Le plan consiste, en résumé, à :
- Accélérer les procédures (soit faire mieux avec les mêmes moyens, soit mettre plus de moyens, soit les deux), pour réduire celle-ci à six mois, recours devant la Cour nationale d’Asile compris. C’est souhaitable, mais… très ambitieux ;
- Créer 7500 places d’hébergement pour les demandeurs en deux ans. Le dispositif est complètement encombré, du fait des déboutés qui ne quittent pas les centres d’accueil.
- Anticiper l’engagement de la France d’accueillir 10 000 réfugiés dans le cadre de la réinstallation à l’échelle européenne ;
- Accélérer la reconduite à la frontière des « dublinés » (demandeurs qui doivent déposer leur demande dans le pays européen par lequel ils sont entrés), des déboutés de l’asile et des sans-papiers interpelés par les forces de l’ordre : cela signifie non seulement plus de policiers, mais aussi une modification de la loi pour faciliter les procédures.
- Un effort supplémentaire en matière de politique d’intégration (bien étrillée ces dernières années par les coupes budgétaires), notamment pour faciliter l’apprentissage du français.
- Contribuer à un règlement européen de la pression migratoire sur le front Sud, avant que l’Italie n’explose (politiquement) sur ce dossier. Le Comité Carnot publiera prochainement sur cet aspect particulier.
Pour ce qui est de l’asile, il faut bien reconnaître que la procédure est largement détournée, et que le système est engagé dans une course sans fin :
- La poussée migratoire se traduit par une croissance spectaculaire du nombre de demandeurs (85000 dossiers l’année dernière, sans doute plus de 100 000 cette année), la plupart ne relevant pas du droit d’asile. 26 000 ont été admis l’année dernière.
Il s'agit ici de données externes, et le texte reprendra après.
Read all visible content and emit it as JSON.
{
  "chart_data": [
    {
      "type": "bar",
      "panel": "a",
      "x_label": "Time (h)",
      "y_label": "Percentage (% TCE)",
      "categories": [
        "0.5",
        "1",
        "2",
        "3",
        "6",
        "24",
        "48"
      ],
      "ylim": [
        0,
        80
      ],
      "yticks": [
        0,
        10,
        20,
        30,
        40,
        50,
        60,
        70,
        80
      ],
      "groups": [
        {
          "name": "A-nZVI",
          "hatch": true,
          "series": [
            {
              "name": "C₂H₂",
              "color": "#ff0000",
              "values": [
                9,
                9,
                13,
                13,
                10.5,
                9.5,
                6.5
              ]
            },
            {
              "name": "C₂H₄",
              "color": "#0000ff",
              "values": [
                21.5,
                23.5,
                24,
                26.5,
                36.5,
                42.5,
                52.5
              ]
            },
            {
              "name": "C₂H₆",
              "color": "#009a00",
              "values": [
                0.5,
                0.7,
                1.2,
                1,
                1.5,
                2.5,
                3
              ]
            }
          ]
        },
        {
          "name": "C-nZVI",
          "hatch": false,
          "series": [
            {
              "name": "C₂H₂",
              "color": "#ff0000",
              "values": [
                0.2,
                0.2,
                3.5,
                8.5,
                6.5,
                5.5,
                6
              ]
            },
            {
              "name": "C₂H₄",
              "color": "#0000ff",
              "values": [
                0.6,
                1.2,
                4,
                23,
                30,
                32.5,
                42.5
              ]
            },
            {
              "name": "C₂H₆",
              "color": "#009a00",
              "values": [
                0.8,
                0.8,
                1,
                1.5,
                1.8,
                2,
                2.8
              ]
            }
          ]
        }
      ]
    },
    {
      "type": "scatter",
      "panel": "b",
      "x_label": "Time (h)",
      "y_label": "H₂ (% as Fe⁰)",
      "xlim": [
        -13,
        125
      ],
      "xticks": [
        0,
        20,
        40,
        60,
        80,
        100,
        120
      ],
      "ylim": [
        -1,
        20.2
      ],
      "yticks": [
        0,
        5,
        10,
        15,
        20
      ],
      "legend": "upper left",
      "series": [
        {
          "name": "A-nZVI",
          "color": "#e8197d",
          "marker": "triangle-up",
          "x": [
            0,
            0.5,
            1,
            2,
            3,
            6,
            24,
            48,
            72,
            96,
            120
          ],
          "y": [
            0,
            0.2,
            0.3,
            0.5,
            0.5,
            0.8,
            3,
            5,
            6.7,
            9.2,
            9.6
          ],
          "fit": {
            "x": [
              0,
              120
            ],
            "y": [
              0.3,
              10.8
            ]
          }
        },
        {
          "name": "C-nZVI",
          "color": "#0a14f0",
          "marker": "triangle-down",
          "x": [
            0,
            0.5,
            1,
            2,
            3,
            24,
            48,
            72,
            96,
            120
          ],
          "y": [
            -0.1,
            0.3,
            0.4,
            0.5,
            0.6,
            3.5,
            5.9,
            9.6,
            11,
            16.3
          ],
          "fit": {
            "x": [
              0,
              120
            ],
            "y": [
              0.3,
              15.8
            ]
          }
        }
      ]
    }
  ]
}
- La plupart des déboutés ne sont pas reconduits à la frontière. Idem pour les 21 000 « dublinés ». Quoi qu’on pense de la sévérité des décisions de l’OFPRA et du bien-fondé des règles posées par le CESEDA[1], il est aberrant de faire suivre une procédure de près d’un an à des gens, leur dire finalement « non », puis laisser la décision inappliquée…
- Les structures d’accompagnement et d’hébergement ne suivent pas, notamment sur l’agglomération parisienne où se concentrent les demandeurs d’asile.
Il est d’autant plus urgent de réformer la procédure et d’en augmenter les moyens que l’Italie se retrouve actuellement seule à gérer la question. Aux termes des règlements de Dublin, le pays d’entrée doit traiter la procédure du demandeur. Or, depuis l’accord euro-turc, la route des clandestins passe par la Méditerranée centrale, donc par l’Italie. En trois jours, entre le dimanche 25 et le mardi 27 juin, 12 000 migrants ont été secourus au large de la Libye et amenés par bateau en Italie. Il est donc équitable que la France augmente le nombre de demandeurs traités sur son territoire.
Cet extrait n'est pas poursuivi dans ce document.